Он снял с плеча вещмешок, вынул оттуда зеленую противотанковую гранату, покачал ее на руке, прочувствовал ее тяжесть, успокоился. Посмотрел наверх, прикинул и понял, что не ошибся в выборе позиции: здесь одной противотанковой гранатой можно подорвать состав и, разрушив арку, остановить движение поездов на много дней. А если состав будет с боеприпасами, то очень дорого обойдется завоевателям его жизнь…

— Но и этого им будет мало! — подумал он вслух.

Нефедов вновь почувствовал, что волнение в нем нарастает. Он уж не слышит рокота Снежки, не чувствует прелести тихого утра, в нем поднимается какая-то мелодия, какая-то музыка, ему хочется петь, как, бывало, пел он в армии, когда было трудно… Когда дневалил ночью, когда в холодной кухне чистил свою тонну картошки, когда засыпал на ходу в марш-броске по тревоге! Или когда долго не было писем от нее… Мелодия прояснилась, оркестром зазвучала в нем, оформилась в слова:


И все должны мы Неудержимо Идти в последний смертный бой!

Четкий ритм уже звучал не в нем, а там, наверху, со стороны станции. «Вот он, — отметил Иван, — мой…» Тяжелый состав уже грохотал над ним, мерно, в такт музыке. Иван отодвинул предохранитель гранаты…

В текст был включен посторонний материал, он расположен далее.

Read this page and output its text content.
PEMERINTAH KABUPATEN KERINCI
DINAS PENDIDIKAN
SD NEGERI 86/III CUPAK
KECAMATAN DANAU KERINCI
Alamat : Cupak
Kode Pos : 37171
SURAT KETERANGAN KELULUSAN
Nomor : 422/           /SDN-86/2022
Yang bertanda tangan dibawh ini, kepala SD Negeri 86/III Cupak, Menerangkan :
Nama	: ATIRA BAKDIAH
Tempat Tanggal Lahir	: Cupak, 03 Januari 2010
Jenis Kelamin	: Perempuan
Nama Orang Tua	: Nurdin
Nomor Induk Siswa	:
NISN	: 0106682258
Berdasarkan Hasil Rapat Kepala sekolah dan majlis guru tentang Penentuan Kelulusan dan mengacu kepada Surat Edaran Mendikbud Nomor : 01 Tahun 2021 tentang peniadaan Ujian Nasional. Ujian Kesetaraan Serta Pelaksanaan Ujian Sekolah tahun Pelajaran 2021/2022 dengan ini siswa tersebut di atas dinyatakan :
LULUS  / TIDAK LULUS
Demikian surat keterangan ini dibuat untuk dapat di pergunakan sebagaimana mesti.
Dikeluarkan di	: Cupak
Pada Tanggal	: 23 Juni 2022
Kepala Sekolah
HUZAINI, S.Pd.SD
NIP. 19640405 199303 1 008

Так пусть же Красная Сжимает властно Свой штык мозолистой рукой! —

запел Иван и, размахнувшись, швырнул гранату вверх, под колеса поезда, и тут же, подцепив носком сапога проволочный виток, с силой дернул его. Взрывы слились.


. . .

— Ну давай, Гуров, по второй… Как там у Шолохова: первая колом, вторая соколом! — Родион Иванович поднял рюмку. — Давай выпьем за то, чтобы все состарились, как говорится, на своей подушке! За мир, стало быть…

Они выпили. Родион Иванович стал есть медленнее, рассеяннее, о чем-то думал, мысленно рассуждал, чуть заметно поводя вилкой. Потом сказал, как бы продолжая свои рассуждения:

— История, мил человек, не забывается, она у нас вот где, — он левой рукой дотронулся до груди. — Мы ею созданы, носим ее в себе…

Гуров молчал. Он вдруг ощутил в себе какую-то давно забытую тревогу, разбуженную этой встречей и воспоминаниями. Заныла, заболела старая рана. Ощущение тревоги настойчиво перерастало в чувство вины. Глядя на старого военврача, на его изменившееся, помрачневшее лицо, он подумал, что и его, Родиона Ивановича, тревожит сейчас то же чувство и что, наверное, все бывшие бойцы нет-нет да и услышат в себе вот такое щемление, вот такую вину перед погибшими… Как же мог он, Гуров, забыть Ивана? Как это случилось… Он мысленно перелистал «страницы» этих мирных лет: Сибирь, госпиталь, рука. Приезд семьи. Победа. Он — школьный учитель, потом вуз. Дети. Студенты… Тогда, перед тем как самолет увез его, раненного, на Большую землю, Самсонов рассказал ему, что ветврача Архипова гитлеровцы расстреляли. Что кто-то взорвал эшелон с боеприпасами, шедший на фронт, и надолго вывел из строя железнодорожный узел… Подорван был именно тот мост, который должен быть уничтожен группой Нефедова. Сам Нефедов пропал, и он — Самсонов — уверен, что подорвал мост Иван Нефедов… Да, в то время, когда ежедневно, ежечасно гибли люди, уходили из жизни друзья, о Нефедове забыли. Но ведь есть его семья! А может быть, живы, черт возьми, те немцы, которые ловили его партизан и которые сыграли злую шутку с его другом!.. Да, хорошо сказано: история не забывается, мы ею созданы и носим ее в себе! Только он, Гуров, должен уточнить эту историю, выпрямить ее…

Теперь Гуров взял со стола графинчик и поманил девушку. Потом достал из кармана сигареты. Ловко действуя одной рукой, вынул спичку и, прижав коробок к груди, зажег ее.